ECLI:NL:RBBRE:2007:AZ5436
Rechtbank Breda
- Eerste aanleg - enkelvoudig
- J.J. Minnaar
- Rechtspraak.nl
Schadevergoeding vordering van supporter tegen KNVB en NAC na stadionverbod
In deze zaak vorderde een supporter van NAC, die door een stadionverbod niet in staat was om voetbalwedstrijden bij te wonen, schadevergoeding van zowel de Koninklijke Nederlandse Voetbalbond (KNVB) als NAC. De supporter was eerder strafrechtelijk vrijgesproken van openlijke geweldpleging, maar had desondanks een stadionverbod van 24 maanden opgelegd gekregen. De vorderingen van de supporter werden afgewezen door de rechtbank. De rechtbank oordeelde dat de KNVB en NAC niet onrechtmatig hadden gehandeld.
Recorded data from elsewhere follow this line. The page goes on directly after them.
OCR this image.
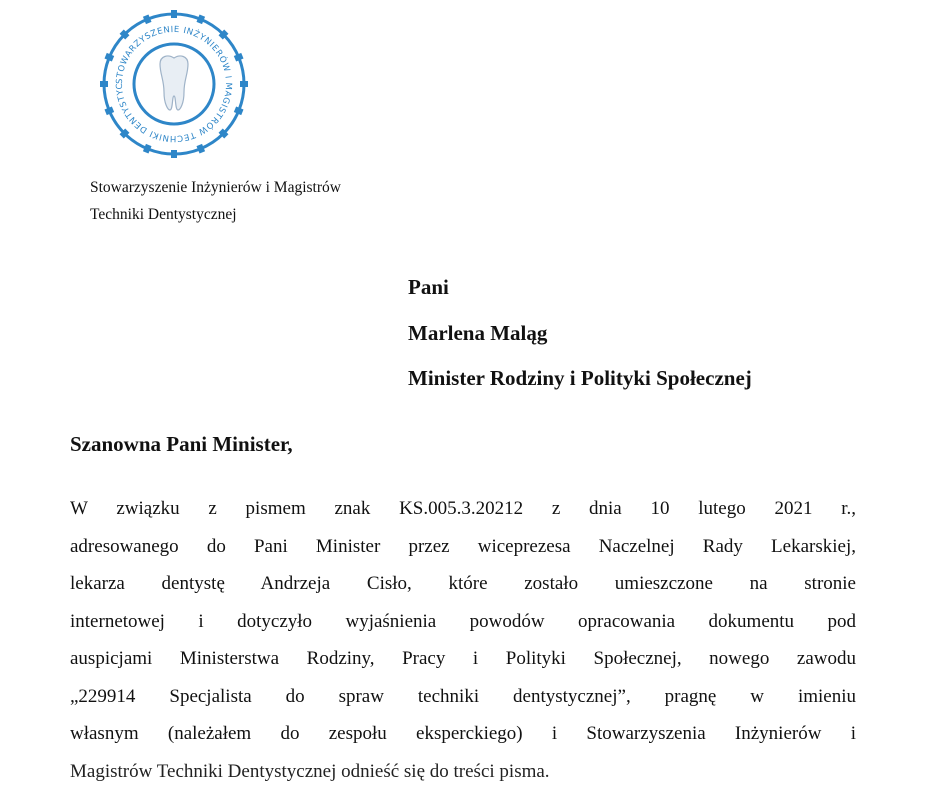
STOWARZYSZENIE INŻYNIERÓW I MAGISTRÓW TECHNIKI DENTYSTYC
Stowarzyszenie Inżynierów i Magistrów
Techniki Dentystycznej
Pani
Marlena Maląg
Minister Rodziny i Polityki Społecznej
Szanowna Pani Minister,
W związku z pismem znak KS.005.3.20212 z dnia 10 lutego 2021 r.,
adresowanego do Pani Minister przez wiceprezesa Naczelnej Rady Lekarskiej,
lekarza dentystę Andrzeja Cisło, które zostało umieszczone na stronie
internetowej i dotyczyło wyjaśnienia powodów opracowania dokumentu pod
auspicjami Ministerstwa Rodziny, Pracy i Polityki Społecznej, nowego zawodu
„229914 Specjalista do spraw techniki dentystycznej”, pragnę w imieniu
własnym (należałem do zespołu eksperckiego) i Stowarzyszenia Inżynierów i
Magistrów Techniki Dentystycznej odnieść się do treści pisma.
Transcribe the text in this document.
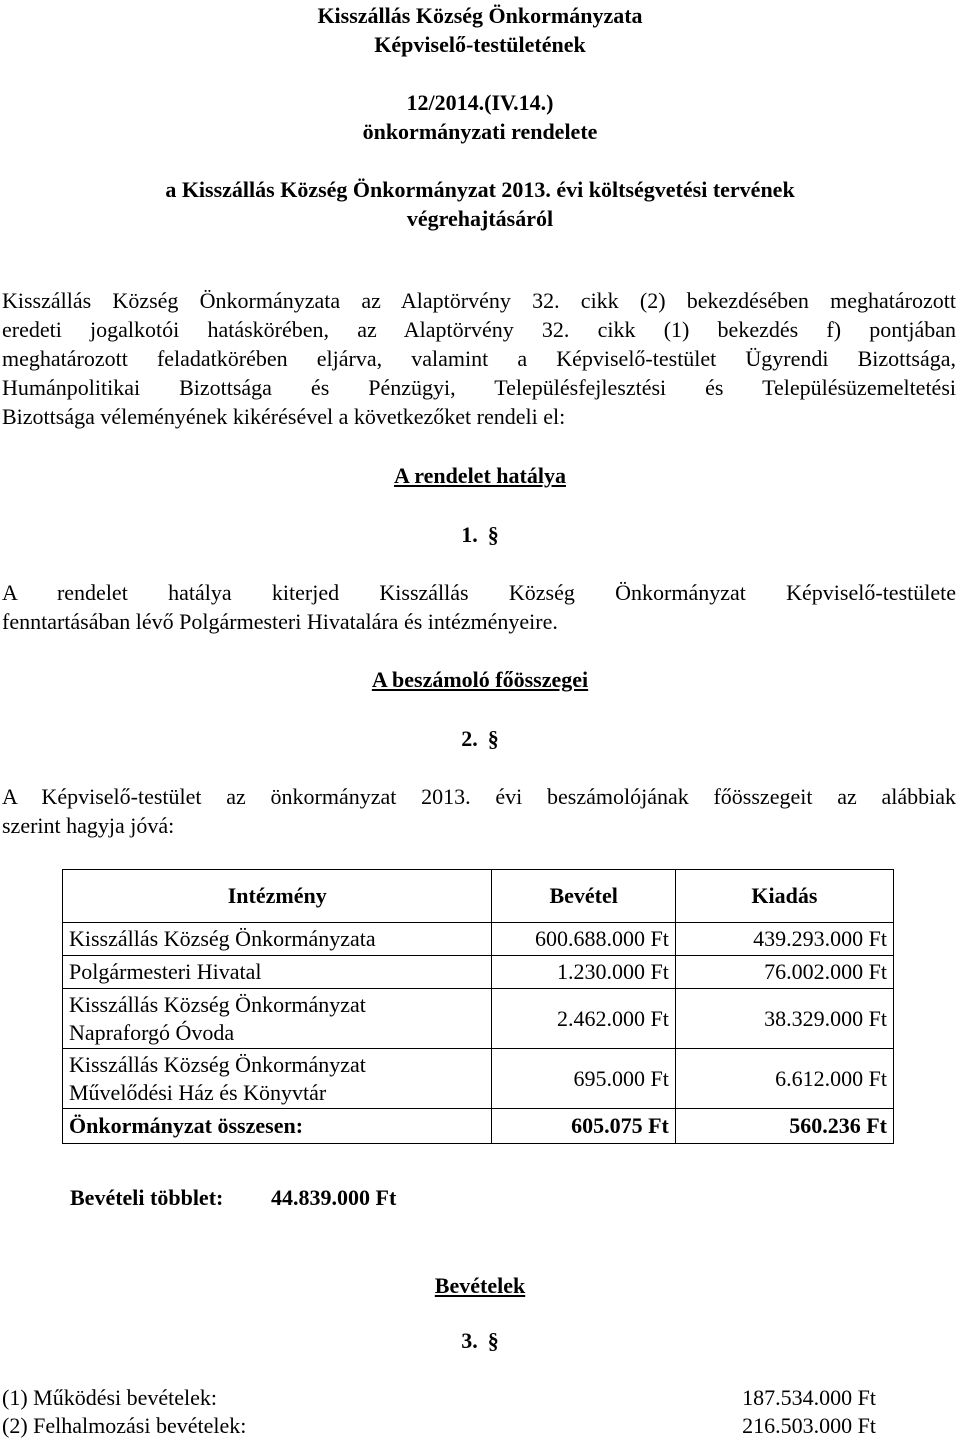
Kisszállás Község Önkormányzata
Képviselő-testületének
12/2014.(IV.14.)
önkormányzati rendelete
a Kisszállás Község Önkormányzat 2013. évi költségvetési tervének
végrehajtásáról
Kisszállás Község Önkormányzata az Alaptörvény 32. cikk (2) bekezdésében meghatározott
eredeti jogalkotói hatáskörében, az Alaptörvény 32. cikk (1) bekezdés f) pontjában
meghatározott feladatkörében eljárva, valamint a Képviselő-testület Ügyrendi Bizottsága,
Humánpolitikai Bizottsága és Pénzügyi, Településfejlesztési és Településüzemeltetési
Bizottsága véleményének kikérésével a következőket rendeli el:
A rendelet hatálya
1. §
A rendelet hatálya kiterjed Kisszállás Község Önkormányzat Képviselő-testülete
fenntartásában lévő Polgármesteri Hivatalára és intézményeire.
A beszámoló főösszegei
2. §
A Képviselő-testület az önkormányzat 2013. évi beszámolójának főösszegeit az alábbiak
szerint hagyja jóvá:
Intézmény	Bevétel	Kiadás
Kisszállás Község Önkormányzata	600.688.000 Ft	439.293.000 Ft
Polgármesteri Hivatal	1.230.000 Ft	76.002.000 Ft

Kisszállás Község Önkormányzat
Napraforgó Óvoda	2.462.000 Ft	38.329.000 Ft

Kisszállás Község Önkormányzat
Művelődési Ház és Könyvtár	695.000 Ft	6.612.000 Ft
Önkormányzat összesen:	605.075 Ft	560.236 Ft
Bevételi többlet: 44.839.000 Ft
Bevételek
3. §
(1) Működési bevételek:	187.534.000 Ft
(2) Felhalmozási bevételek:	216.503.000 Ft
De KNVB had het stadionverbod opgelegd op basis van haar standaardvoorwaarden, die de supporter had geaccepteerd bij het aanvragen van zijn seizoenskaart. De rechtbank stelde vast dat de supporter op de hoogte had moeten zijn van deze voorwaarden, ondanks zijn bewering dat hij deze nooit had ontvangen. De rechtbank oordeelde verder dat de KNVB niet aansprakelijk was voor de schade die de supporter had geleden door het stadionverbod, omdat er geen sprake was van opzet of grove schuld aan de zijde van de KNVB. Ook NAC werd niet aansprakelijk gehouden, omdat het stadionverbod primair door de KNVB was opgelegd en NAC geen betrokkenheid had bij de beslissing. De supporter werd veroordeeld in de proceskosten.